Friday, May 17, 2024


THE STORYTaraji P. Henson is Mary, a hit woman working for an organized crime family in Boston, whose life is completely turned around when she meets a young boy whose path she crosses when a professional hit goes bad.

THE CAST Taraji P. Henson, Billy Brown, Danny Glover, Neal McDonough, Xander Berkeley & Margaret Avery

THE TEAMBabak Najafi (Director), John S. Newman, Christian Swegal & Steve Antin (Writers)​


​By Deann C.

​​Taraji P. Henson has established herself as a talented and capable leading lady. Performances in 2016 “Hidden Figures” as real life hero, Katherine G. Johnson, as well as her role of Cookie Lyon on Fox’s “Empire”, have certainly highlighted her abilities to represent strength, power and vulnerability in all of the right ways. In the role as Mary in “Proud Mary,” similar abilities are on display and she cements herself as entirely capable and as a result, is the best part of this film. When we first meet Mary in her element, executing on an ordered hit for an organized crime family headed by Danny Glover, we learn quickly that there is depth to her motives and this character.  

Unfortunately, fairly early on, it is also clear that the narrative structure of the script and editing choices were going to impact this films ability to be successful in the ways we would have hoped for given Henson’s involvement. In a rushed first sequence of events, we quickly establish that she has made a choice the she regrets, highlighted by a heavy sigh and lingering camera to make sure that we the audience got the message. We do and we did. Time passes and she is making choices that we somewhat understand, but that seem forced and unearned. 

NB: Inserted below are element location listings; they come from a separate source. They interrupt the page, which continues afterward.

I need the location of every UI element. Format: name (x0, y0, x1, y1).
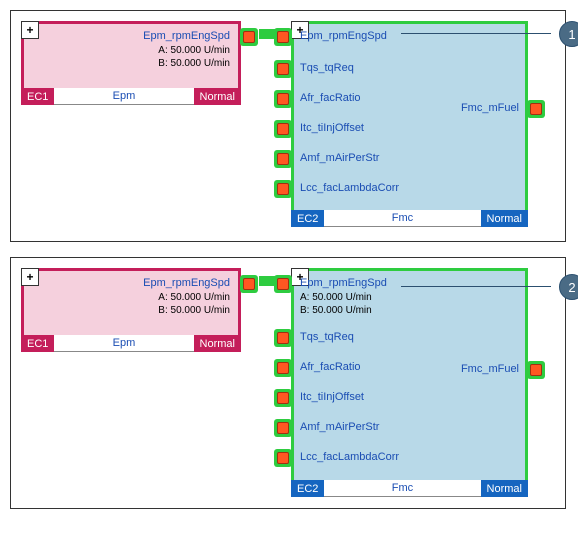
output-port[interactable] (240, 275, 258, 293)
block-ec1[interactable]: + Epm_rpmEngSpd A: 50.000 U/min B: 50.00… (21, 268, 241, 338)
ec1-out-signal: Epm_rpmEngSpd (143, 30, 230, 42)
input-port[interactable] (274, 359, 292, 377)
block-name: Epm (54, 335, 193, 352)
block-id: EC1 (21, 88, 54, 105)
block-id: EC1 (21, 335, 54, 352)
block-status: Normal (481, 480, 528, 497)
block-status: Normal (481, 210, 528, 227)
input-label: Itc_tiInjOffset (300, 391, 364, 403)
block-status: Normal (194, 88, 241, 105)
input-label: Tqs_tqReq (300, 62, 354, 74)
block-name: Fmc (324, 210, 480, 227)
input-port[interactable] (274, 120, 292, 138)
callout-line (401, 286, 551, 287)
block-name: Epm (54, 88, 193, 105)
input-label: Itc_tiInjOffset (300, 122, 364, 134)
input-port[interactable] (274, 60, 292, 78)
input-port[interactable] (274, 419, 292, 437)
input-label: Amf_mAirPerStr (300, 152, 379, 164)
block-id: EC2 (291, 480, 324, 497)
output-port[interactable] (240, 28, 258, 46)
input-port[interactable] (274, 150, 292, 168)
diagram-panel-1: + Epm_rpmEngSpd A: 50.000 U/min B: 50.00… (10, 10, 566, 242)
input-port[interactable] (274, 329, 292, 347)
block-footer: EC1 Epm Normal (21, 335, 241, 352)
input-label: Lcc_facLambdaCorr (300, 451, 399, 463)
input-label: Afr_facRatio (300, 92, 361, 104)
callout-badge: 1 (559, 21, 578, 47)
input-label: Epm_rpmEngSpd (300, 30, 387, 42)
block-id: EC2 (291, 210, 324, 227)
block-name: Fmc (324, 480, 480, 497)
output-port[interactable] (527, 100, 545, 118)
input-label: Afr_facRatio (300, 361, 361, 373)
input-port[interactable] (274, 389, 292, 407)
input-detail-a: A: 50.000 U/min (300, 291, 372, 304)
block-ec1[interactable]: + Epm_rpmEngSpd A: 50.000 U/min B: 50.00… (21, 21, 241, 91)
plus-icon[interactable]: + (21, 21, 39, 39)
input-label: Tqs_tqReq (300, 331, 354, 343)
input-label: Lcc_facLambdaCorr (300, 182, 399, 194)
block-footer: EC2 Fmc Normal (291, 210, 528, 227)
block-footer: EC1 Epm Normal (21, 88, 241, 105)
callout-badge: 2 (559, 274, 578, 300)
block-ec2[interactable]: + Epm_rpmEngSpd A: 50.000 U/min B: 50.00… (291, 268, 528, 483)
input-port[interactable] (274, 449, 292, 467)
plus-icon[interactable]: + (21, 268, 39, 286)
input-label: Amf_mAirPerStr (300, 421, 379, 433)
block-ec2[interactable]: + Epm_rpmEngSpd Tqs_tqReq Afr_facRatio I… (291, 21, 528, 213)
ec1-detail-b: B: 50.000 U/min (158, 304, 230, 317)
ec1-detail-a: A: 50.000 U/min (158, 44, 230, 57)
diagram-panel-2: + Epm_rpmEngSpd A: 50.000 U/min B: 50.00… (10, 257, 566, 509)
output-label: Fmc_mFuel (461, 102, 519, 114)
input-port[interactable] (274, 180, 292, 198)
output-label: Fmc_mFuel (461, 363, 519, 375)
block-footer: EC2 Fmc Normal (291, 480, 528, 497)
ec1-detail-b: B: 50.000 U/min (158, 57, 230, 70)
input-port[interactable] (274, 28, 292, 46)
callout-line (401, 33, 551, 34)
input-label: Epm_rpmEngSpd (300, 277, 387, 289)
block-status: Normal (194, 335, 241, 352)
input-detail-b: B: 50.000 U/min (300, 304, 372, 317)
ec1-detail-a: A: 50.000 U/min (158, 291, 230, 304)
input-port[interactable] (274, 275, 292, 293)
input-port[interactable] (274, 90, 292, 108)
ec1-out-signal: Epm_rpmEngSpd (143, 277, 230, 289)
output-port[interactable] (527, 361, 545, 379)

Once she officially meets with the complication to her plans, Danny (played by Jahi Di’Allo), there is an artificiality to their connection. Then to make matter worse events unfold surrounding this relationship that is ludicrous and not in line with what you would expect from an individual in a profession that requires discipline and fortitude. It is almost to say that this onset of a sudden mothering instinct has completely shed her ability to act rationally. Through the first act, she continues to make decisions that are not justifiable or that the audience can in any way support or understand. Suddenly on a dime, some key plot points unfold that help us to understand why Mary is who she is. Attempts to show this tough as nails woman as a victim do not validate the prior actions. There is nothing in that unraveling of details that offsets what we have learned about the character thus far. I struggled to stay connected to the film from this point on because none of the events in the final act feel earned. The action scenes are passable, but there is nothing overly engaging.  Most of the action is gunfire and the body count that we are left with is in no way satisfying.

The additional cast struggles to bring the material to life. Danny Glover is not believable in the role as “the crime boss” and no real context is given as to what the nature of such “crime bossing” is. Like many elements of the film, it is left to assumption. The actor playing the character of, Danny, the young orphan, does a passable job with the material he has to work with, but unfortunately his arc and sudden jumps from vulnerable to completely rash are also a challenge to get behind. There are moments of lazy filmmaking like a hoodie that is needed happening to be on a rack in a suit store. There are simply too many convenient choices that, unfortunately, add to a low quality feel to a film that had a $15 million dollar budget. 

In summary, I would love to see Taraji P. Henson play a lead action lady in a move that is deserving of her talents. If you chose to see the film, see it to support her. Unfortunately while you do, you will be subjugated to some frustrating storytelling and filmmaking choices.


THE GOOD – Taraji P. Henson is an amazing talent and can hold her own as a powerful, yet complex lead action star.

THE BAD – The film around Henson is challenged in it execution to include writing, directing and supporting performances worthy of merit.